On living (not so) normal lives

Jul 31st, 2023
personal


How to lead your life is a question that overwhelms everyone. With infinite possibilities of things you can do and you can be, life becomes rather overwhelming in how we move ahead and conduct our lives. There are great pulls to live your life in a certain way strongly influenced by your upbringing, your family and friends, surroundings and largely the society itself. What kind of jobs to do depends largely on the values you learnt from family, what kind of leisure to take part in depends on what your friends are doing. What to do on a friday night takes a lot from what others are posting on instagram stories. These are the so-called-normal lives in your localized point of reference. The issue comes up when you find yourself not living the life you see around, or one that is popular or recommended by and large by the crowd. The thought process goes like this – you compare your life to the lives that are being lived around (friend group or people on social media) and get a feeling that your life is not-so-normal (or in somecases extreme).
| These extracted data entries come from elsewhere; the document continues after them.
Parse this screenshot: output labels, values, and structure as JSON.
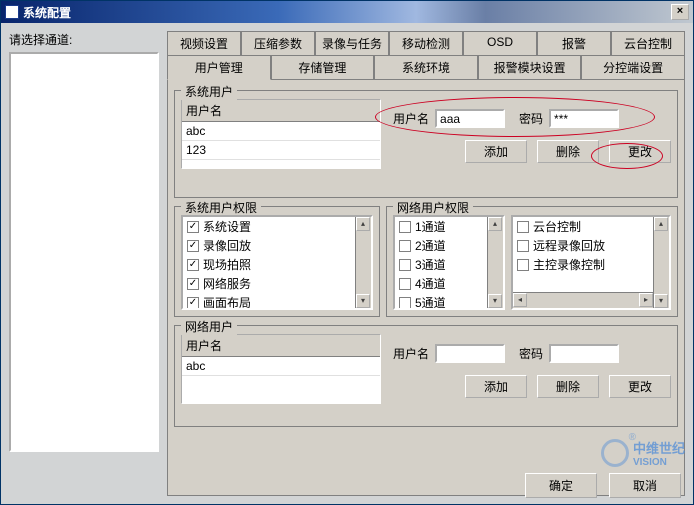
{
  "window": {
    "title": "系统配置"
  },
  "left": {
    "label": "请选择通道:"
  },
  "tabs_row1": [
    "视频设置",
    "压缩参数",
    "录像与任务",
    "移动检测",
    "OSD",
    "报警",
    "云台控制"
  ],
  "tabs_row2": [
    "用户管理",
    "存储管理",
    "系统环境",
    "报警模块设置",
    "分控端设置"
  ],
  "active_tab": "用户管理",
  "sysuser": {
    "group": "系统用户",
    "col": "用户名",
    "rows": [
      "abc",
      "123"
    ],
    "un_label": "用户名",
    "un_value": "aaa",
    "pw_label": "密码",
    "pw_value": "***",
    "btn_add": "添加",
    "btn_del": "删除",
    "btn_mod": "更改"
  },
  "sysperm": {
    "group": "系统用户权限",
    "items": [
      {
        "label": "系统设置",
        "checked": true
      },
      {
        "label": "录像回放",
        "checked": true
      },
      {
        "label": "现场拍照",
        "checked": true
      },
      {
        "label": "网络服务",
        "checked": true
      },
      {
        "label": "画面布局",
        "checked": true
      }
    ]
  },
  "netperm": {
    "group": "网络用户权限",
    "channels": [
      {
        "label": "1通道",
        "checked": false
      },
      {
        "label": "2通道",
        "checked": false
      },
      {
        "label": "3通道",
        "checked": false
      },
      {
        "label": "4通道",
        "checked": false
      },
      {
        "label": "5通道",
        "checked": false
      }
    ],
    "controls": [
      {
        "label": "云台控制",
        "checked": false
      },
      {
        "label": "远程录像回放",
        "checked": false
      },
      {
        "label": "主控录像控制",
        "checked": false
      }
    ]
  },
  "netuser": {
    "group": "网络用户",
    "col": "用户名",
    "rows": [
      "abc"
    ],
    "un_label": "用户名",
    "pw_label": "密码",
    "btn_add": "添加",
    "btn_del": "删除",
    "btn_mod": "更改"
  },
  "footer": {
    "ok": "确定",
    "cancel": "取消"
  },
  "watermark": {
    "brand_cn": "中维世纪",
    "brand_en": "VISION"
  }
}
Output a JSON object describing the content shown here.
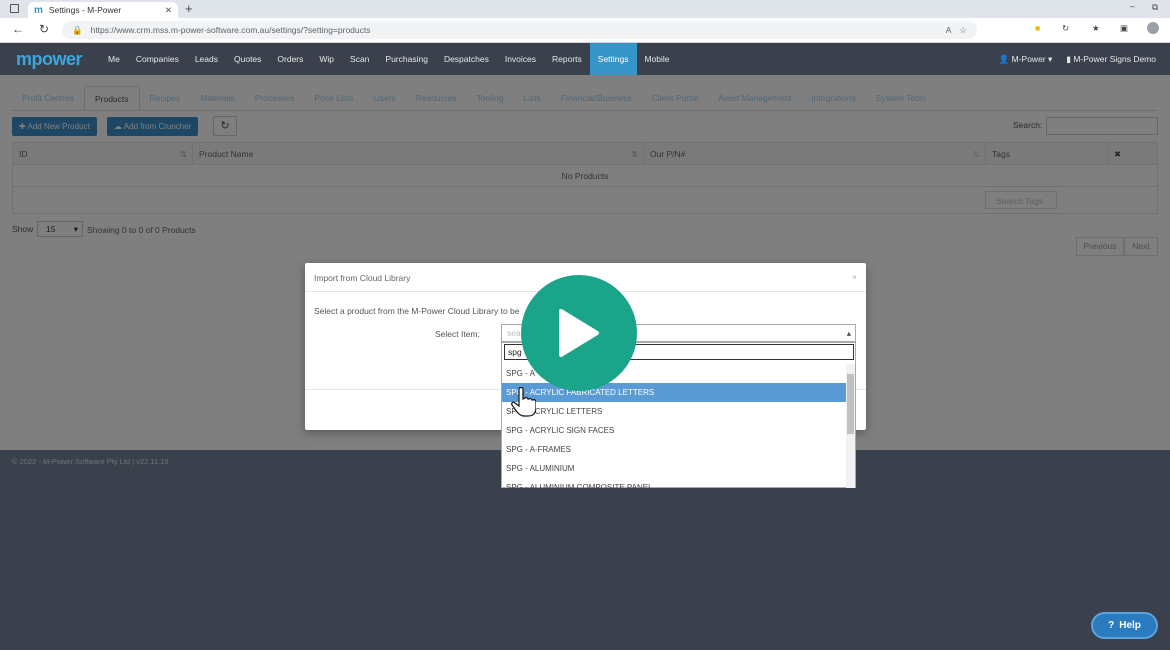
{
  "browser": {
    "tab_title": "Settings - M-Power",
    "url": "https://www.crm.mss.m-power-software.com.au/settings/?setting=products"
  },
  "app": {
    "logo": "mpower",
    "nav": [
      "Me",
      "Companies",
      "Leads",
      "Quotes",
      "Orders",
      "Wip",
      "Scan",
      "Purchasing",
      "Despatches",
      "Invoices",
      "Reports",
      "Settings",
      "Mobile"
    ],
    "active_nav": "Settings",
    "user": "M-Power",
    "company": "M-Power Signs Demo"
  },
  "subtabs": [
    "Profit Centres",
    "Products",
    "Recipes",
    "Materials",
    "Processes",
    "Price Lists",
    "Users",
    "Resources",
    "Tooling",
    "Lists",
    "Financial/Business",
    "Client Portal",
    "Asset Management",
    "Integrations",
    "System Tools"
  ],
  "active_subtab": "Products",
  "toolbar": {
    "add_new": "Add New Product",
    "add_cruncher": "Add from Cruncher",
    "search_label": "Search:"
  },
  "table": {
    "headers": [
      "ID",
      "Product Name",
      "Our P/N#",
      "Tags"
    ],
    "empty": "No Products",
    "tag_placeholder": "Search Tags"
  },
  "pager": {
    "show_label": "Show",
    "page_size": "15",
    "info": "Showing 0 to 0 of 0 Products",
    "prev": "Previous",
    "next": "Next"
  },
  "footer": {
    "copyright": "© 2022 - M-Power Software Pty Ltd | v22.11.19"
  },
  "modal": {
    "title": "Import from Cloud Library",
    "instruction": "Select a product from the M-Power Cloud Library to be",
    "select_label": "Select Item:",
    "select_placeholder": "sea",
    "search_value": "spg",
    "options": [
      "SPG - A",
      "SPG - ACRYLIC FABRICATED LETTERS",
      "SPG - ACRYLIC LETTERS",
      "SPG - ACRYLIC SIGN FACES",
      "SPG - A-FRAMES",
      "SPG - ALUMINIUM",
      "SPG - ALUMINIUM COMPOSITE PANEL"
    ],
    "highlighted_index": 1
  },
  "help": "Help",
  "colors": {
    "accent": "#3a8fc8",
    "nav_bg": "#3b414c",
    "play": "#1aa58b"
  }
}
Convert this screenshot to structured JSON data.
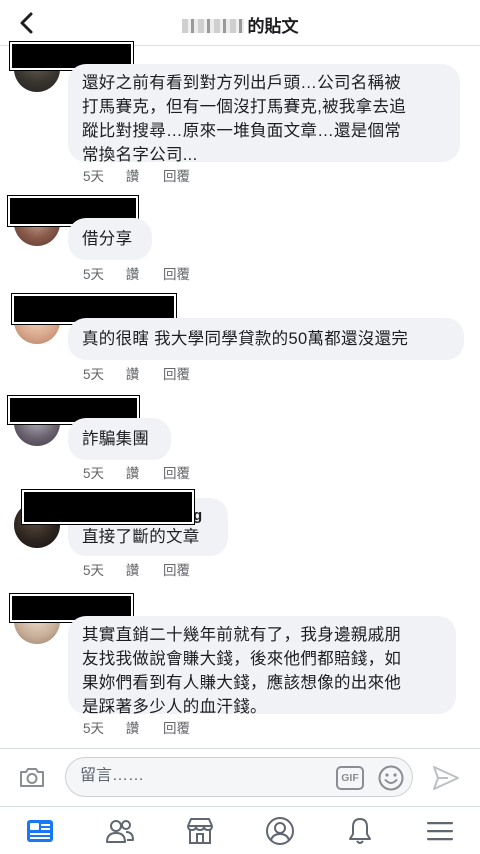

It would be smaller things like everyone else is partying on friday and you are not, or everyone else is travelling on workations and you are not or larger ones like everyone else is working and you are pursuing higher education, or everyone else is getting married and you still haven’t thought about it. This thought when repetitive slowly turns into a hate for your own life and makes it difficult for you to continue living that life.

These so-called-normal lives are too narrow in my opinion. To the point that if you are not on instagram almost everyone would point it out. Or if you are not going out with someone, people would ask why? And a lot of people in certain phase of their life (e.g having a intense job that takes up all the time, preparing for exams, running their companies, exploring something new) would deviate from the so-called-normal lives. “You don’t have a social life”, “You’re too introverted”, “You’re too focused on work”, “You’re too emotional”, “You don’t know this movie or this song?”, “You’re getting old, its time to find a partner”, “Why haven’t you done X thing by age Y”. Through statements like this, the normal starts appear like a single point on the scale. The point you are expected to be at, and if you deviate slightly from the mean point, your life is not-so-normal.

The scope of what is considered normal should be very broad. What is normal is actually a big interval on the scale rather than a point. And there’s no mean on the spectrum that you have to achieve. All the points on the scale are good. Don’t go out to clubs on weekends? Don’t use social media? Don’t watch the same popular shows everyone else watches? Haven’t gotten married by age X? Have unpopular hobbies? No need to worry, all of this falls very well within normal lives. Most lives are normal, and it helps to think this way to give yourself the comfort that there is nothing wrong in continuing to live your life that way.